Control Alts + Delete Pension Dogma

If pensions were an Olympic sport I’m thinking Modern Pentathlon right now. Rarely viewed, poorly understood and then animal spirits can wreck one’s hopes. Horses bolt, pensions blow up. Where are the animal spirits you ask? Well, the traditional pension structure contains 60% equities riding a safety buffer of 40% bonds. The hope is that low-risk bonds will smooth the volatility of riskier equities on your pension journey. However, this week we have read that there are a whopping $16 trillion of negatively yielding bonds sitting in investment accounts across the globe. In other words, the bond world is riding a horse which has never been so expensively priced.
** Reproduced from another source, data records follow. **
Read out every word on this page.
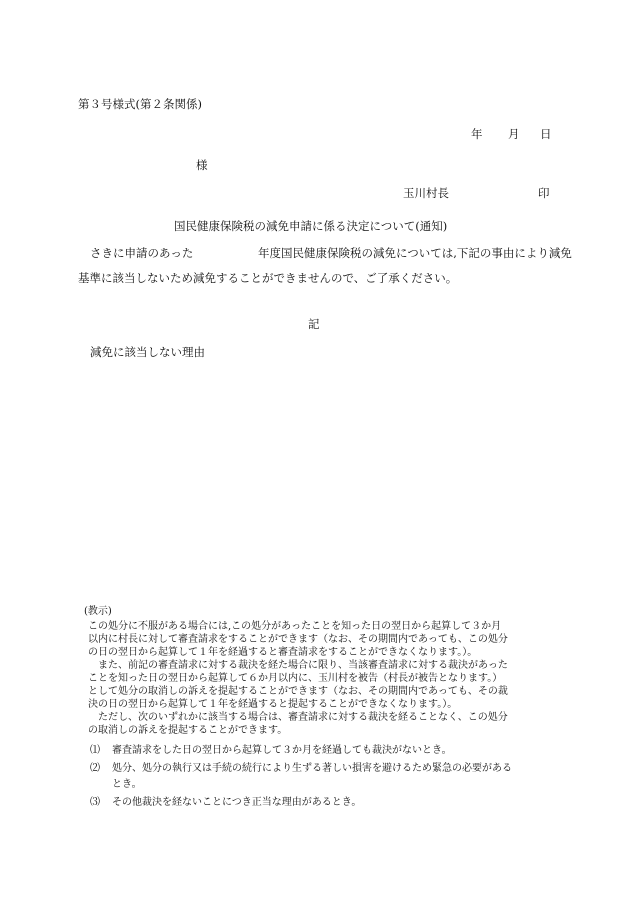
第３号様式(第２条関係)
年 月 日
様
玉川村長	印
国民健康保険税の減免申請に係る決定について(通知)
さきに申請のあった	年度国民健康保険税の減免については,下記の事由により減免
基準に該当しないため減免することができませんので、ご了承ください。
記
減免に該当しない理由
(教示)
この処分に不服がある場合には,この処分があったことを知った日の翌日から起算して３か月
以内に村長に対して審査請求をすることができます（なお、その期間内であっても、この処分
の日の翌日から起算して１年を経過すると審査請求をすることができなくなります。）。
　また、前記の審査請求に対する裁決を経た場合に限り、当該審査請求に対する裁決があった
ことを知った日の翌日から起算して６か月以内に、玉川村を被告（村長が被告となります。）
として処分の取消しの訴えを提起することができます（なお、その期間内であっても、その裁
決の日の翌日から起算して１年を経過すると提起することができなくなります。）。
　ただし、次のいずれかに該当する場合は、審査請求に対する裁決を経ることなく、この処分
の取消しの訴えを提起することができます。
⑴ 審査請求をした日の翌日から起算して３か月を経過しても裁決がないとき。
⑵ 処分、処分の執行又は手続の続行により生ずる著しい損害を避けるため緊急の必要がある
とき。
⑶ その他裁決を経ないことにつき正当な理由があるとき。
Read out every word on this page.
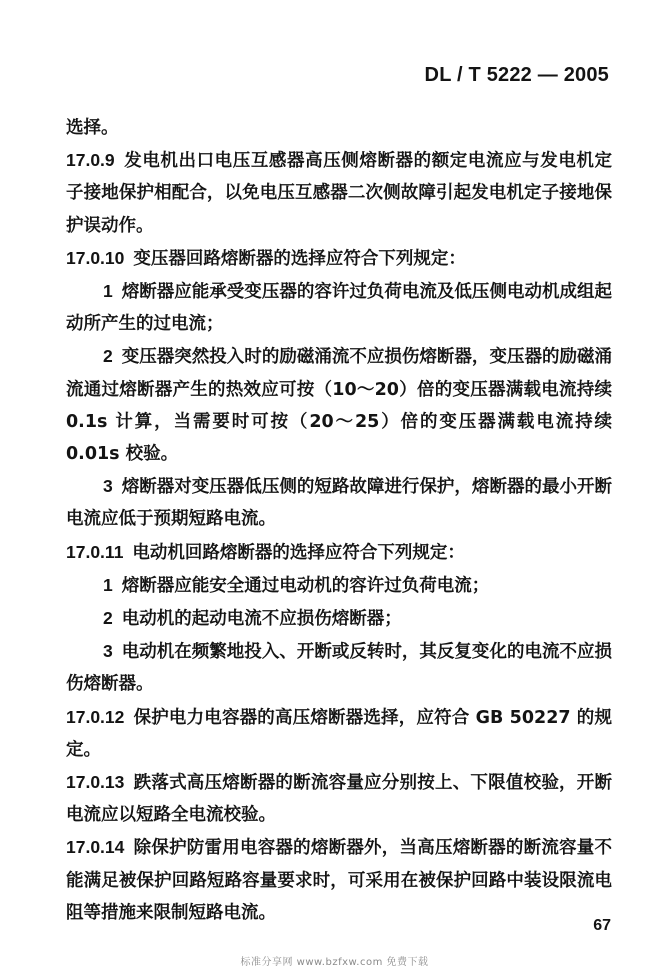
DL / T 5222 — 2005

选择。

17.0.9 发电机出口电压互感器高压侧熔断器的额定电流应与发电机定子接地保护相配合，以免电压互感器二次侧故障引起发电机定子接地保护误动作。

17.0.10 变压器回路熔断器的选择应符合下列规定：

1 熔断器应能承受变压器的容许过负荷电流及低压侧电动机成组起动所产生的过电流；

2 变压器突然投入时的励磁涌流不应损伤熔断器，变压器的励磁涌流通过熔断器产生的热效应可按（10～20）倍的变压器满载电流持续 0.1s 计算，当需要时可按（20～25）倍的变压器满载电流持续 0.01s 校验。

3 熔断器对变压器低压侧的短路故障进行保护，熔断器的最小开断电流应低于预期短路电流。

17.0.11 电动机回路熔断器的选择应符合下列规定：

1 熔断器应能安全通过电动机的容许过负荷电流；

2 电动机的起动电流不应损伤熔断器；

3 电动机在频繁地投入、开断或反转时，其反复变化的电流不应损伤熔断器。

17.0.12 保护电力电容器的高压熔断器选择，应符合 GB 50227 的规定。

17.0.13 跌落式高压熔断器的断流容量应分别按上、下限值校验，开断电流应以短路全电流校验。

17.0.14 除保护防雷用电容器的熔断器外，当高压熔断器的断流容量不能满足被保护回路短路容量要求时，可采用在被保护回路中装设限流电阻等措施来限制短路电流。

67

标准分享网 www.bzfxw.com 免费下载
One would need Olympian optimism to think these bonds will sufficiently off-set any shocks experienced in periods of equity volatility. They won’t. Actually, I would go further and suggest we need to quit traditional pension assumptions. Control-Alt-Delete might be a keyboard quit function but in the investment world we are witnessing a pronounced shift by the most influential investors into alternative investments, or ‘Alts’ as described in market-speak. Alts are financial assets which don’t fall into one of the conventional asset classes like equities, bonds or cash but they are now generating some eye-catching data points. Here’s a few snippets which would suggest the Control of Alts is a very big business:

  • UBS the world’s largest wealth custodian recently reported that its family office clients who think long-term allocate 35% of their portfolio to alternative investments(Private equity, real estate, hedge funds etc).
  • For context, their allocation to bonds is just 17% or less than half the Alts component and way lower than traditional pension fund guidance/thinking.
  • Blackstone, the private equity giant, estimates the size of the assets under management(AUM) invested in Alts at $14 trillion.
  • As an illustration of the growing influence of Alts, the world’s largest Alts player, Blackstone, overtook Goldman Sachs in market value in the past week.
  • Private equity/Venture capital deals are on course to break the $1 trillion level in 2021. That is triple the levels achieved only a decade ago(2011). Source Bain &Co.

 

It would be easy to dismiss these moves as exclusive opportunities for high net worth(HNW) investors but we need to look a little closer. Blackstone is currently attracting $4 billion of assets every month from main street retail investors. Some retail investors are skipping the Wall Street intermediaries completely and trading for free on Robinhood but that’s not really pension construction territory. However, equity crowdfunding is presenting retail investors with the opportunity to build their very own venture capital(VC) fund with zero costs. Of course, there is risk involved but one wonders what younger savers will think of negatively yielding bonds on a 30-40 year journey when the “democratization” of financial markets offers up the following:

  • The global cryptocurrency/blockchain universe of assets is approaching $2 trillion.
  • The creator economy of individuals monetising their online activities is estimated to number more than 50 million people per VC firm, Signal Fire.
  • These creators can now issue their own digital tokens of value(NFTs) thanks to blockchain technology. That allows fans and followers to back/invest in these creators early. Yes, there is a “valuation” question surrounding these creators but….
  • The richest man in the world, Bernard Arnault, has amassed an almost $200 billion fortune selling luxury items totally dependent on “perceived” value of relatively scarce items. And…
  • Rihanna has generated $1.7 billion of wealth in fashion, not music. Oh, and Ronaldo makes $40 million a year on Instagram, considerably more than his efforts on the sporting fields of Turin.

It is clear the world of alternative investments is challenging the orthodoxy of 60/40 pension allocations. In particular, the most savvy investors are reducing their exposure to bond markets at all time pricing highs. What is not clear is which alternatives will be the best performers, but all the best pensions have three critical weapons:

  1. A Plan
  2. Time
  3. Diversified Assets

It might be worth checking your pension and considering other risk alternatives because debt is now a risk asset not a safe haven. Indeed, our sense is that influential capital has already quit traditional pension dogma and is racing to control more Alts.